【防災士が解説】防災×都市型積雪 ― 東京都心3cmでも油断できない理由

東京都心で3cmの積雪を観測しました。

「たった3cm」と思うかもしれませんが、普段雪に慣れていない都市部では、この数センチが大きな事故や混乱につながります。

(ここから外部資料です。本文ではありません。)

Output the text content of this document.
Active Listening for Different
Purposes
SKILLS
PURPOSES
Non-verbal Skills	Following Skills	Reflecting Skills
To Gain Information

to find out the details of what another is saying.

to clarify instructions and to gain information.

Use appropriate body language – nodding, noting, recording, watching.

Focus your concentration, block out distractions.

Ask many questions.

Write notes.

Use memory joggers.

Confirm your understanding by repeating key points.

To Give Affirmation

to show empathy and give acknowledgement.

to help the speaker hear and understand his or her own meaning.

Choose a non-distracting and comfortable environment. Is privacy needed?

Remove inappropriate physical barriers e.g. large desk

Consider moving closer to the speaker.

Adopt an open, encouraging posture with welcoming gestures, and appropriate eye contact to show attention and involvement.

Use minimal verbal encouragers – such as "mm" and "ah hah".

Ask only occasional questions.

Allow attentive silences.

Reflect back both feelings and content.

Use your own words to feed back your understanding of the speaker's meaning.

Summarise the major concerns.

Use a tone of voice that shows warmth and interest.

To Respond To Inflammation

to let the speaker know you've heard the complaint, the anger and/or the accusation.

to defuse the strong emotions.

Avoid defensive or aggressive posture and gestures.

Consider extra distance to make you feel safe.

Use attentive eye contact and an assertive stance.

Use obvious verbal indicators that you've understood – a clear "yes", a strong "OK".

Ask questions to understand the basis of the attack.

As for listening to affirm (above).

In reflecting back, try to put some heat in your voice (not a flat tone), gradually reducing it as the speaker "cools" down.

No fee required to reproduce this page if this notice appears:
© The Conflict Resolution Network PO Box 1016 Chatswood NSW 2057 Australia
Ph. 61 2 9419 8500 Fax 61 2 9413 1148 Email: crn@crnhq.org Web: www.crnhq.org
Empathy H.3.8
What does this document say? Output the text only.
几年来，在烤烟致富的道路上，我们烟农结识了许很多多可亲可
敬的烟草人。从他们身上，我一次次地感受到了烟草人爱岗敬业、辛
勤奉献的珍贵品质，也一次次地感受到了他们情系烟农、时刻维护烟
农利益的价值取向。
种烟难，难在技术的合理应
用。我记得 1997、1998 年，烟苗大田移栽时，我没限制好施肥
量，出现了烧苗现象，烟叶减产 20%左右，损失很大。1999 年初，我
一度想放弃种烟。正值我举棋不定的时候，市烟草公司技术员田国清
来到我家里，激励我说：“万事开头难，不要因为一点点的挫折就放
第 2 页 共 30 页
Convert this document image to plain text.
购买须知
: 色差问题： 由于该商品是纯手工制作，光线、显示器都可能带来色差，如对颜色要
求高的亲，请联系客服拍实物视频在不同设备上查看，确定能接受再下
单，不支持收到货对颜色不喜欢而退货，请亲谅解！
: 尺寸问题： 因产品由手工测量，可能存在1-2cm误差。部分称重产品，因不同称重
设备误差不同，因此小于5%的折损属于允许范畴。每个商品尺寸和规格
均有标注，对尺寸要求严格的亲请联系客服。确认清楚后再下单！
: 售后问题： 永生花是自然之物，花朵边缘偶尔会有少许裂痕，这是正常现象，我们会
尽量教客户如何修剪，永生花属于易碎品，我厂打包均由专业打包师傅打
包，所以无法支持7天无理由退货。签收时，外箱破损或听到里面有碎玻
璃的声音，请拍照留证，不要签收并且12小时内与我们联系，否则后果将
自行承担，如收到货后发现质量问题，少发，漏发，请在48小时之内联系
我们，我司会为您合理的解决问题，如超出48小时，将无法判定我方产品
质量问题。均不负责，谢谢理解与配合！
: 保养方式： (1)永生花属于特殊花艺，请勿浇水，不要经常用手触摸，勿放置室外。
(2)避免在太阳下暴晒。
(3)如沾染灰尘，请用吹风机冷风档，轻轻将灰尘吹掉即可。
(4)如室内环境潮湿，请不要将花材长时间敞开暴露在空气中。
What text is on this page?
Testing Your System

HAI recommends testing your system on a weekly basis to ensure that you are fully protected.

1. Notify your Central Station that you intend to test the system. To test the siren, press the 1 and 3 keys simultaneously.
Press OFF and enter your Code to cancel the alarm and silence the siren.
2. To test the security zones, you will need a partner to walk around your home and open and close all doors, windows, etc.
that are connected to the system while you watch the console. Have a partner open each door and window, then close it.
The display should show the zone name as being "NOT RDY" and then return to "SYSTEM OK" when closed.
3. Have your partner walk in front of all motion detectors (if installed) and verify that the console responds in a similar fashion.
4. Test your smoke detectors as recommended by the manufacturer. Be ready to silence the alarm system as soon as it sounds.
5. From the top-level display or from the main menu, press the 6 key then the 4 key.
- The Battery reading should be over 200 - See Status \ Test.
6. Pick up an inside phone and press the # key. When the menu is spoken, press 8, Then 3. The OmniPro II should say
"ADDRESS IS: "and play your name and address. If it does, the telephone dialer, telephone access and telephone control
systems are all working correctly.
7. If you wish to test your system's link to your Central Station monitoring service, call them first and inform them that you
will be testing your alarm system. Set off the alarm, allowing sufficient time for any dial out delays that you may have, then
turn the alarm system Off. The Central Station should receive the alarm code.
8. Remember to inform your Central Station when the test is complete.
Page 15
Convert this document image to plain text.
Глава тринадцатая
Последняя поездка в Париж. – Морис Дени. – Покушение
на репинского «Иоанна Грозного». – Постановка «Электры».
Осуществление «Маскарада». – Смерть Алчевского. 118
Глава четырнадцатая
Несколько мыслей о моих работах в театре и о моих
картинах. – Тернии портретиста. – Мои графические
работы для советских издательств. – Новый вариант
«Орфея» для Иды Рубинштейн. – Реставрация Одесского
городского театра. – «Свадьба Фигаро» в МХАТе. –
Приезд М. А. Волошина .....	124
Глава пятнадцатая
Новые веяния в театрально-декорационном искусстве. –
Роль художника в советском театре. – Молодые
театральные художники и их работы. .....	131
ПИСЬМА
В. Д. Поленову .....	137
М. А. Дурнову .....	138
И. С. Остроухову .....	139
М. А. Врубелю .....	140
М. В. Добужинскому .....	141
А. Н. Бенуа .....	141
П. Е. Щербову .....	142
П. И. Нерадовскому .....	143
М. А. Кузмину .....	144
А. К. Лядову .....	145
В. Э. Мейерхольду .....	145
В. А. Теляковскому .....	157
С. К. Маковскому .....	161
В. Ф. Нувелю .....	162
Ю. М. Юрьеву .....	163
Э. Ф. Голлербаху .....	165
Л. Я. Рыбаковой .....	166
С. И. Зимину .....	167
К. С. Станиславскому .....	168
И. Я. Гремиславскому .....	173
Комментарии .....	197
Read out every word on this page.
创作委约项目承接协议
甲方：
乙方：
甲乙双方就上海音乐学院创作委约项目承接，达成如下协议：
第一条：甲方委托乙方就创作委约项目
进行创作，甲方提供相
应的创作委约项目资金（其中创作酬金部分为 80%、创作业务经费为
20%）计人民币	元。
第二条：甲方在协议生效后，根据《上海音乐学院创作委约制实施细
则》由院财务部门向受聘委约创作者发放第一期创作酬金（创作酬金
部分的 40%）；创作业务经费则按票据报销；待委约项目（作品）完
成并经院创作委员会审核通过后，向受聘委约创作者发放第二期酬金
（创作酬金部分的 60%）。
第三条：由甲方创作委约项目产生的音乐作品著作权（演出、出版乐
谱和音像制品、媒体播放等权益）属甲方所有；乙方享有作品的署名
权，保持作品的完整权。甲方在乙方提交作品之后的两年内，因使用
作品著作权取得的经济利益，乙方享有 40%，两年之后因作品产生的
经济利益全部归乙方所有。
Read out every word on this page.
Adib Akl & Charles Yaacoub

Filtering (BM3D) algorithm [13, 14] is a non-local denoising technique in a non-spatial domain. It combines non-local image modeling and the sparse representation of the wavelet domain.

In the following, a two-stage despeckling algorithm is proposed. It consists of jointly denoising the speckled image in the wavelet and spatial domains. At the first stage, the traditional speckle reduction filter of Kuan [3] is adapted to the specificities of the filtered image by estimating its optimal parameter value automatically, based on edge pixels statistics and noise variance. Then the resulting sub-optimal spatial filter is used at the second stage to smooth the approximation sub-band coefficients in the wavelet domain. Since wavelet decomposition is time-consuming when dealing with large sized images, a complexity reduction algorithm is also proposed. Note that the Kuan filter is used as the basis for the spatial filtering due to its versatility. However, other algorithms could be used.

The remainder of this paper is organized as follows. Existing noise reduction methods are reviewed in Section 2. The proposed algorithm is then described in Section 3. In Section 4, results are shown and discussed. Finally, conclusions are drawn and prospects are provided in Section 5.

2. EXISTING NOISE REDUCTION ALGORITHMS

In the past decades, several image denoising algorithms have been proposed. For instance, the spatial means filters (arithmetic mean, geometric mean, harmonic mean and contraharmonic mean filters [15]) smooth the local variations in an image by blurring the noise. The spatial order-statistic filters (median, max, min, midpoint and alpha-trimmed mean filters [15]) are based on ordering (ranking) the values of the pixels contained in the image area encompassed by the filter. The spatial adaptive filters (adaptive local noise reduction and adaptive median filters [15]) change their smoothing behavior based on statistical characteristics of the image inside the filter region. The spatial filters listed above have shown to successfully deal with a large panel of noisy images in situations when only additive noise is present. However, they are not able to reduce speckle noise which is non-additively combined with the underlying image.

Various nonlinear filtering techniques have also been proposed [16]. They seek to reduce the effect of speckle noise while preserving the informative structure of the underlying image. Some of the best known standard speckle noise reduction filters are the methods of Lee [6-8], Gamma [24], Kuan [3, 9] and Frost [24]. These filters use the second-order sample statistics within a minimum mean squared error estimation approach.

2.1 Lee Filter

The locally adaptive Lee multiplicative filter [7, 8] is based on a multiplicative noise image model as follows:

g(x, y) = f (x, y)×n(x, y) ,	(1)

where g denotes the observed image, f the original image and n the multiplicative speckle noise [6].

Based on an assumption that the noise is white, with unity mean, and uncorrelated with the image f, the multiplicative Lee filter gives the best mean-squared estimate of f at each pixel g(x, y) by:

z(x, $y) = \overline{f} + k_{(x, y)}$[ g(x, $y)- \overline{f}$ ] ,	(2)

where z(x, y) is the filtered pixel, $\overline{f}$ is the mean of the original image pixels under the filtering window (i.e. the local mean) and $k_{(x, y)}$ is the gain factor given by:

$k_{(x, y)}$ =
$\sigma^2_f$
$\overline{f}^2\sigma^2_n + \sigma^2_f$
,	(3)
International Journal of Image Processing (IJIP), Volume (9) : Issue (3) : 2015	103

今シーズン最強寒気の影響で、日本海側を中心に警報級の大雪となる見込みです。都市部でも油断は禁物です。


■① 都市部の雪はなぜ危険か

北陸や北海道と違い、東京などの都市部は除雪体制や雪道運転への慣れが十分ではありません。

3cmでも、
・スリップ事故
・転倒事故
・電車遅延
が一気に増えます。

「量」よりも「慣れていないこと」が最大のリスクです。


■② 交通障害が命取りになる理由

大雪のピーク時は北陸で80cm、近畿で70cm予想とされています。

都市部では、数センチでも
・バスの運休
・高速道路通行止め
・帰宅困難
が発生します。

医療・物流にも影響が出るため、連鎖的に生活機能が止まるのです。


■③ よくある誤解

防災士として現場で感じる誤解は、

「昼には溶けるだろう」
「車なら大丈夫」

という油断です。

実際には、夕方に凍結しブラックアイスバーン化します。
滑ってからでは遅いのです。


■④ 自宅でできる即行動

今日できることはシンプルです。

・不要不急の外出を控える
・滑りにくい靴を選ぶ
・車は冬装備以外なら使わない
・食料と飲料を1~2日分確保

これだけで事故リスクは大きく減ります。


■⑤ 転倒事故が一番多い

雪害で多いのは交通事故よりも「転倒」です。

特に高齢者の骨折は、その後の生活に大きな影響を与えます。

歩幅を小さく、重心を低く。
急がないことが最大の防御です。


■⑥ 被災地で学んだ“雪の怖さ”

私は豪雪地帯支援の現場で、除雪中の事故や転倒による搬送事例を何度も見ました。

多かったのは、
「少しだけのつもりだった」
というケースです。

雪は“少し”でも判断を鈍らせます。


■⑦ 停電・ライフラインへの備え

雪は電線着雪や倒木による停電も引き起こします。

・モバイルバッテリーの充電
・懐中電灯確認
・暖房器具の安全確認

今のうちにチェックしておきましょう。


■⑧ 自律型避難という考え方

大雪は地震ほど注目されませんが、都市機能を止める災害です。

行政の除雪や交通復旧を待つだけでなく、
「自分はどう動くか」を考える。

これが自律型避難の第一歩です。


■まとめ|3cmでも都市は止まる

東京都心での3cm積雪は、小さな数字ではありません。

結論:
都市部の雪は“量”ではなく“慣れ”がリスクを決めます。油断しないことが最大の防災です。

被災地派遣や雪害対応の経験から言えるのは、
「大丈夫だろう」が一番危険だということ。

今日一日、慎重に行動するだけで、多くの事故は防げます。